Portrait: Croque-mort fabricant de cercueils: Ezékias, un médecin après la mort – Le Progrès N° 1956 du 9 mai 2006

ez Alors que beaucoup de gens expriment une certaine phobie de voir exposer des cercueils pour la vente, Ezékias Mahamat Olivadicoq, lui, semble s’attacher à le faire pour, en plus d’assurer son pain, «accompagner, soigneusement», les défunts dans leur «dernière demeure».

Ezékias tire son attachement pour l’ensevelissement embelli des corps humains de loin, après avoir manqué de faire la médecine. S’il était devenu médecin, Ezékias Mahamat Olivadicoq allait s’occuper de soigner les malades. Mais, comme il n’a pas pu acquérir, face à certains problèmes, cette formation lui permettant de sauver de vies humaines, avant donc la mort, il a quand même choisi de s’occuper de les couvrir de beauté avant qu’ils ne quittent définitivement les leurs.

Un médecin après la mort, en quelque sorte. Parti, jeune bachelier (série D) du Lycée Félix Eboué, en 2001, de N’Djaména à Zaria, au Nigeria, pour des études en médecine, il change d’option, juste après quelques mois de langue. Des difficultés obligent Ezékias à s’inscrire dans la filière de Pompe Funèbre. Sorti nanti d’un Brevet de Technicien Supérieur (BTS), en 2004, il regagne le Tchad, la même année et ouvre son entreprise de fabricant professionnel de cercueils, en face de la Société Tchadienne d’Hydraulique (STH), à N’Djaména, au bord du fleuve Chari. Sa situation de marié et père d’un enfant d’Ezekias l’oblige à s’imposer dans la vie active grâce à ce «gagne-pain». Il expose devant son atelier les cercueils qu’il fabrique. Les gens qui voient en le cercueil un signe de deuil ou un rappel de l’image d’un proche décédé détournent leur regard quant ils arrivent au niveau de l’atelier de Ezékias. L’exposition de cercueils déplaît à bien de citoyens. Les autorités municipales s’obligent à interdire cet étalage sur la voie publique. Pratiquer un tel métier n’est pas, non plus, chose facile dans un pays comme le Tchad, où la superstition ne se fait pas attendre à toutes circonstances. Des accusations à l’encontre de Ezékias ne tarissent pas. Certains assimilent son travail à une pratique de secte.

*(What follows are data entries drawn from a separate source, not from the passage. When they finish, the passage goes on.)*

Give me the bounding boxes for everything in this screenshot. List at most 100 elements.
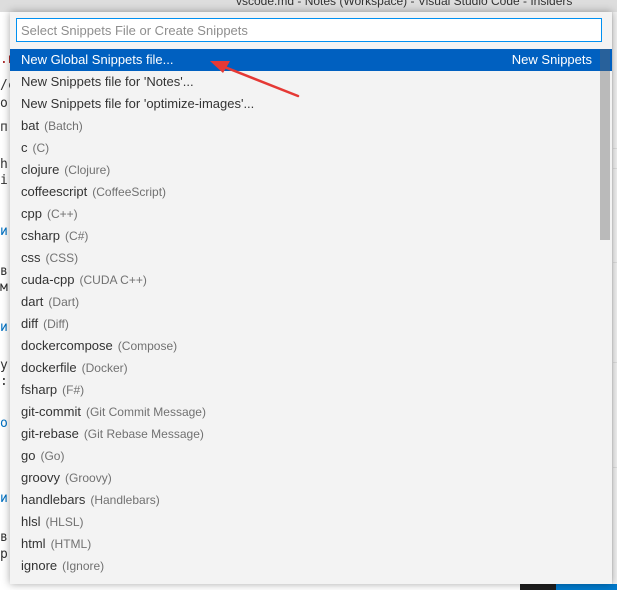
item-description: (Clojure) xyxy=(64,163,111,177)
snippets-list-item[interactable]: fsharp (F#) xyxy=(10,379,612,401)
editor-background-bottom xyxy=(0,584,617,590)
item-label: ignore xyxy=(21,558,58,573)
item-label: git-commit xyxy=(21,404,81,419)
item-description: (C#) xyxy=(65,229,89,243)
snippets-list-item[interactable]: dockerfile (Docker) xyxy=(10,357,612,379)
item-label: css xyxy=(21,250,41,265)
item-label: groovy xyxy=(21,470,61,485)
item-label: hlsl xyxy=(21,514,41,529)
snippets-list-item[interactable]: git-rebase (Git Rebase Message) xyxy=(10,423,612,445)
item-description: (CSS) xyxy=(45,251,79,265)
editor-fragment: и xyxy=(0,224,8,239)
item-label: New Global Snippets file... xyxy=(21,52,174,67)
snippets-list: New Global Snippets file... New Snippets N… xyxy=(10,49,612,584)
item-description: (Handlebars) xyxy=(90,493,160,507)
item-label: New Snippets file for 'optimize-images'.… xyxy=(21,96,255,111)
editor-fragment: в xyxy=(0,264,8,279)
snippets-filter-input[interactable] xyxy=(17,19,601,41)
item-label: git-rebase xyxy=(21,426,79,441)
item-description: (Batch) xyxy=(44,119,83,133)
editor-fragment: /c xyxy=(0,78,10,93)
window-title: vscode.md - Notes (Workspace) - Visual S… xyxy=(236,0,573,8)
divider xyxy=(613,467,617,468)
quick-pick-input-box xyxy=(16,18,602,42)
snippets-list-item[interactable]: dart (Dart) xyxy=(10,291,612,313)
editor-background-left: .n /c о п h i и в м и y : о и в р xyxy=(0,12,10,590)
editor-fragment: м xyxy=(0,280,8,295)
divider xyxy=(613,148,617,149)
item-description: (F#) xyxy=(62,383,85,397)
item-description: (C++) xyxy=(46,207,78,221)
item-label: New Snippets file for 'Notes'... xyxy=(21,74,194,89)
snippets-list-item[interactable]: dockercompose (Compose) xyxy=(10,335,612,357)
snippets-list-item[interactable]: bat (Batch) xyxy=(10,115,612,137)
editor-fragment: : xyxy=(0,374,8,389)
screen: vscode.md - Notes (Workspace) - Visual S… xyxy=(0,0,617,590)
item-description: (HLSL) xyxy=(45,515,84,529)
item-description: (HTML) xyxy=(50,537,92,551)
editor-fragment: .n xyxy=(0,52,10,67)
window-title-bar: vscode.md - Notes (Workspace) - Visual S… xyxy=(0,0,617,12)
divider xyxy=(613,168,617,169)
snippets-list-item[interactable]: New Snippets file for 'Notes'... xyxy=(10,71,612,93)
item-label: fsharp xyxy=(21,382,58,397)
list-scrollbar[interactable] xyxy=(600,49,610,584)
snippets-list-item[interactable]: html (HTML) xyxy=(10,533,612,555)
item-description: (Dart) xyxy=(48,295,80,309)
item-label: coffeescript xyxy=(21,184,88,199)
editor-fragment: о xyxy=(0,96,8,111)
status-button[interactable] xyxy=(556,584,617,590)
item-label: c xyxy=(21,140,28,155)
item-label: cuda-cpp xyxy=(21,272,75,287)
item-description: (Docker) xyxy=(81,361,128,375)
item-description: (Git Commit Message) xyxy=(85,405,206,419)
snippets-list-item[interactable]: go (Go) xyxy=(10,445,612,467)
item-label: dockerfile xyxy=(21,360,77,375)
divider xyxy=(613,262,617,263)
item-label: cpp xyxy=(21,206,42,221)
item-label: csharp xyxy=(21,228,61,243)
item-label: go xyxy=(21,448,36,463)
editor-fragment: р xyxy=(0,547,8,562)
item-description: (Compose) xyxy=(117,339,178,353)
snippets-list-item[interactable]: New Global Snippets file... New Snippets xyxy=(10,49,612,71)
item-label: diff xyxy=(21,316,39,331)
snippets-list-item[interactable]: css (CSS) xyxy=(10,247,612,269)
item-description: (Diff) xyxy=(43,317,69,331)
editor-fragment: о xyxy=(0,416,8,431)
snippets-list-item[interactable]: cpp (C++) xyxy=(10,203,612,225)
editor-fragment: и xyxy=(0,491,8,506)
editor-background-right xyxy=(612,12,617,590)
item-description: (Git Rebase Message) xyxy=(83,427,204,441)
snippets-list-item[interactable]: handlebars (Handlebars) xyxy=(10,489,612,511)
item-description: (Groovy) xyxy=(65,471,112,485)
item-description: (CUDA C++) xyxy=(79,273,147,287)
snippets-list-item[interactable]: cuda-cpp (CUDA C++) xyxy=(10,269,612,291)
snippets-list-item[interactable]: diff (Diff) xyxy=(10,313,612,335)
item-label: html xyxy=(21,536,46,551)
snippets-list-item[interactable]: csharp (C#) xyxy=(10,225,612,247)
scrollbar-thumb[interactable] xyxy=(600,49,610,240)
editor-fragment: и xyxy=(0,320,8,335)
editor-fragment: h xyxy=(0,157,8,172)
snippets-list-item[interactable]: c (C) xyxy=(10,137,612,159)
item-description: (CoffeeScript) xyxy=(92,185,167,199)
divider xyxy=(613,362,617,363)
snippets-list-item[interactable]: New Snippets file for 'optimize-images'.… xyxy=(10,93,612,115)
item-detail-label: New Snippets xyxy=(511,52,592,67)
snippets-list-item[interactable]: git-commit (Git Commit Message) xyxy=(10,401,612,423)
item-description: (Ignore) xyxy=(62,559,105,573)
snippets-list-item[interactable]: groovy (Groovy) xyxy=(10,467,612,489)
item-label: dart xyxy=(21,294,44,309)
snippets-quick-pick: New Global Snippets file...New SnippetsN… xyxy=(10,12,612,584)
editor-fragment: п xyxy=(0,120,8,135)
status-segment xyxy=(520,584,556,590)
item-label: handlebars xyxy=(21,492,86,507)
editor-fragment: y xyxy=(0,358,8,373)
item-description: (Go) xyxy=(40,449,65,463)
item-label: clojure xyxy=(21,162,60,177)
snippets-list-item[interactable]: clojure (Clojure) xyxy=(10,159,612,181)
snippets-list-item[interactable]: ignore (Ignore) xyxy=(10,555,612,577)
snippets-list-item[interactable]: hlsl (HLSL) xyxy=(10,511,612,533)
snippets-list-item[interactable]: coffeescript (CoffeeScript) xyxy=(10,181,612,203)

« Quand j’arrive à une place mortuaire pour rendre condoléances à un ami ou à un parent, les gens commencent par me doigter. Certains pensent que je suis venu pour mon marché. Ils vont jusqu’à dire que je souhaite la mort des autres pour liquider mes produits. D’autres me qualifient de malade mental », explique ce jeune homme de 30 ans au visage serein. Ezékias Mahamat Olivadicoq, cet homme de 1,60 mètre environ, unique garçon d’une famille de quatre enfants, lui, ne cède pas aux multiples accusations et intimidations de ses proches. De deux, parfois trois, au début, les gens achètent jusqu’à quatre cercueils par semaine aujourd’hui, aux prix de 35 000 Fcfa à 120 000 Fcfa, selon la qualité. Ezékias emploie huit travailleurs, dont une secrétaire comptable et un chef de personnel. Le patron, Ezékias Mahamat Olivadicoq, lui, joue, à côté de son travail de fabricant de cercueils, le rôle de croque-mort. Il se charge de transporter les morts au cimetière et faire la mise en bière, contre 200 000 Fcfa à 250 000 Fcfa, y compris le prix du cercueil.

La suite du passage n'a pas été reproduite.